Rudaw Turkish service cited Rebwar Rasul, one of the Kurdish MPs who met the ambassador, as saying that Turkey is not against the decision of the Kirkuk Provincial Council to raise the flag of Kurdistan in Kirkuk.
“I said that we are against raising the flag of Kurdistan Region over the Kikuk [state] buildings,” Yildiz said, saying that the Kurdish delegation understood this stance of Turkey very well.
Yildiz however said that not only did they express their concerns, but also informed the Kurdish delegation that they would observe the situation, vowing not to remain silent.
“With regard to this act which violates the Iraqi constitution, Turkey would not stay silent [while] it adheres by the principle of respect for Iraqi internal affairs. Turkey and the ambassador of Turkey in Baghdad will continue to observe the issue.”
The Kirkuk Provincial Council voted last Tuesday to raise the Kurdistan flag over state buildings in the province, some Turkmen and Arab representatives boycotted the session, following earlier concerns that the move may cause conflict among the city's various communities.
The central government in Baghdad has said that Kirkuk does not have the right to raise the Kurdistan flag as it is part of the disputed areas, areas claimed both by Baghdad and Erbil, and that it is still under the authority of the central government and therefore should abide by its regulations.
Governor Najmaldin Karim raised the Kurdistan flag alongside that of Iraq over the castle of Kirkuk on the eve of the Kurdish New Year, Newroz, on March 20, after he signed a decree to raise the Kurdistan flag a week before. He then asked the Kirkuk Provincial Council to vote raising the flag over state institutions, which the council did on Tuesday.
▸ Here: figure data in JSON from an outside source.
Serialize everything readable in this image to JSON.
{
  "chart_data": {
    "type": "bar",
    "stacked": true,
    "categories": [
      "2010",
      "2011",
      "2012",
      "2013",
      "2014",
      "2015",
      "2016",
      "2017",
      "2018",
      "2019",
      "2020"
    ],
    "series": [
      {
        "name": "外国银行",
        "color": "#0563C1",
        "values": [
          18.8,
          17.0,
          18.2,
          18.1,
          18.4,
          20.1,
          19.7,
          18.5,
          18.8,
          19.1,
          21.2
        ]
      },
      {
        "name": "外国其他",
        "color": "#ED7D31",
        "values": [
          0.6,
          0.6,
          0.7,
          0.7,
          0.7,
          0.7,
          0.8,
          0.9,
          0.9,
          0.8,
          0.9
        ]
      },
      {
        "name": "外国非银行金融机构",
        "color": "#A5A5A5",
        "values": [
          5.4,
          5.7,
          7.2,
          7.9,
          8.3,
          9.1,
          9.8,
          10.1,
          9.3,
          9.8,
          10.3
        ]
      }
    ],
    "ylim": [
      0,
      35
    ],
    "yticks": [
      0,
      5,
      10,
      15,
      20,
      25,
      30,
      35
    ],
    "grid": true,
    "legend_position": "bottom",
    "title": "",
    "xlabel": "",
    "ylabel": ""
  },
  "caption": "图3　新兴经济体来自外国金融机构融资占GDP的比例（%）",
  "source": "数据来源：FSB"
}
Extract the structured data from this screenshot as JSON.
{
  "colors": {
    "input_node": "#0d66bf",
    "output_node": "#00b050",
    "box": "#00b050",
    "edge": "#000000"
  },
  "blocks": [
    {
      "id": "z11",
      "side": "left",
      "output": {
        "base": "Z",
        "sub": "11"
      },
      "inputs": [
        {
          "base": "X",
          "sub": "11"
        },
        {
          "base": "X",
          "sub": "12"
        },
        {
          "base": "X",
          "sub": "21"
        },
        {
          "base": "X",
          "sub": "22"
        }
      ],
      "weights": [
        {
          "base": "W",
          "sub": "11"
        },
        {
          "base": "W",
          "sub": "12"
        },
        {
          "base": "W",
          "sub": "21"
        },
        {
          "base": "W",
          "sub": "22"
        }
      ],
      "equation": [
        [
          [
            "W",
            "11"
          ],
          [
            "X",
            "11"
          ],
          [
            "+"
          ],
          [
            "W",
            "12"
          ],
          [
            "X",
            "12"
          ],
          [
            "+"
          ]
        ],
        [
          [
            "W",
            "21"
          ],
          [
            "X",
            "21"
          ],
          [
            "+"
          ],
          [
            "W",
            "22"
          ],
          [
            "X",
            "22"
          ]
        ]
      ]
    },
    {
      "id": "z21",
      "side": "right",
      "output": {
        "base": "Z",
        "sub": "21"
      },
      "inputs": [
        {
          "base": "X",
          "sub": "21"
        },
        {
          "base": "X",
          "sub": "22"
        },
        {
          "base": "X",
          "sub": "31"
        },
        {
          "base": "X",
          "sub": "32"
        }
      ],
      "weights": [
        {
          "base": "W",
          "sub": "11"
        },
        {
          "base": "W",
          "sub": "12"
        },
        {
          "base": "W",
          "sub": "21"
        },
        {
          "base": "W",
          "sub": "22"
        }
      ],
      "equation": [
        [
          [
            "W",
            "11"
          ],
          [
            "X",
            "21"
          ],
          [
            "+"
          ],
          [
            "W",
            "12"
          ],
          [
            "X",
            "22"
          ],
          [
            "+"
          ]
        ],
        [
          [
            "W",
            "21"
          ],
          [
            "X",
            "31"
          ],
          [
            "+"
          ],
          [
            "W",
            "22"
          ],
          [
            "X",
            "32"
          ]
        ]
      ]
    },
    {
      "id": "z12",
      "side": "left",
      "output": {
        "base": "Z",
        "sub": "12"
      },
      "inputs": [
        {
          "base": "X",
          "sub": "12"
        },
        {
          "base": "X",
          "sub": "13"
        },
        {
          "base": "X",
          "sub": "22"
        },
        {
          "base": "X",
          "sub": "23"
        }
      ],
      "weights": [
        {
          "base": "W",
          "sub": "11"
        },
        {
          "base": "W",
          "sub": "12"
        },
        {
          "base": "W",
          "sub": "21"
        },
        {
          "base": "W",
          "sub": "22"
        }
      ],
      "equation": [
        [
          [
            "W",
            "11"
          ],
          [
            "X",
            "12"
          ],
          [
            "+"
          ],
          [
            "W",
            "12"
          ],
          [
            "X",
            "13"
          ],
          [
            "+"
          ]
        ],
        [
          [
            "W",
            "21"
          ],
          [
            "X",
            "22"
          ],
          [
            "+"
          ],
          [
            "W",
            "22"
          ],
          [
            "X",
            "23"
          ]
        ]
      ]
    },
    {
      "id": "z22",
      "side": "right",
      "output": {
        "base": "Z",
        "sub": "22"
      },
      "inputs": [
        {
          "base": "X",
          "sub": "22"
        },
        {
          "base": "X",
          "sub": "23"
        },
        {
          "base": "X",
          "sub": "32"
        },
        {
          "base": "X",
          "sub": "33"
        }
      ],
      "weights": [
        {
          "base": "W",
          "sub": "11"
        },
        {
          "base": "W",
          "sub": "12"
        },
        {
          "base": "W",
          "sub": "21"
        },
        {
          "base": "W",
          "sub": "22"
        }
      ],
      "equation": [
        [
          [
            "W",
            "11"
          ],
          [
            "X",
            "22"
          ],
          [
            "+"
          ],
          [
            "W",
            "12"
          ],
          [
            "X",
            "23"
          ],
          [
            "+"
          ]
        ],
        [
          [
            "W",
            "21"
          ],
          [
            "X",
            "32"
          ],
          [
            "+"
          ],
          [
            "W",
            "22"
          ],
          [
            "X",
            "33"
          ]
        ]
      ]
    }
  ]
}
The multi-ethnic city of Kirkuk is home to Kurds, Arabs, and Turkmen among others. It has been secured by Kurdish Peshmerga forces since mid-2014 after Iraqi government troops left the city ahead of a possible attack by radical Islamic insurgents when they took over large swathes of the country. The province has one of Iraq’s largest oil fields within its borders.
Karim defended the decision and said about two weeks ago that the Kurdistan flag does not represent the Kurds only.
“Kurdistan’s flag is not only the flag of the Kurds, it is the flag of all the social elements of Kirkuk. We tell those who want to instigate chaos: This flag is that of the Arabs and Turkmen, as well as the Kurds. It is the flag of Kurdistan, which is a place for everyone,” Karim said at last week’s Newroz event.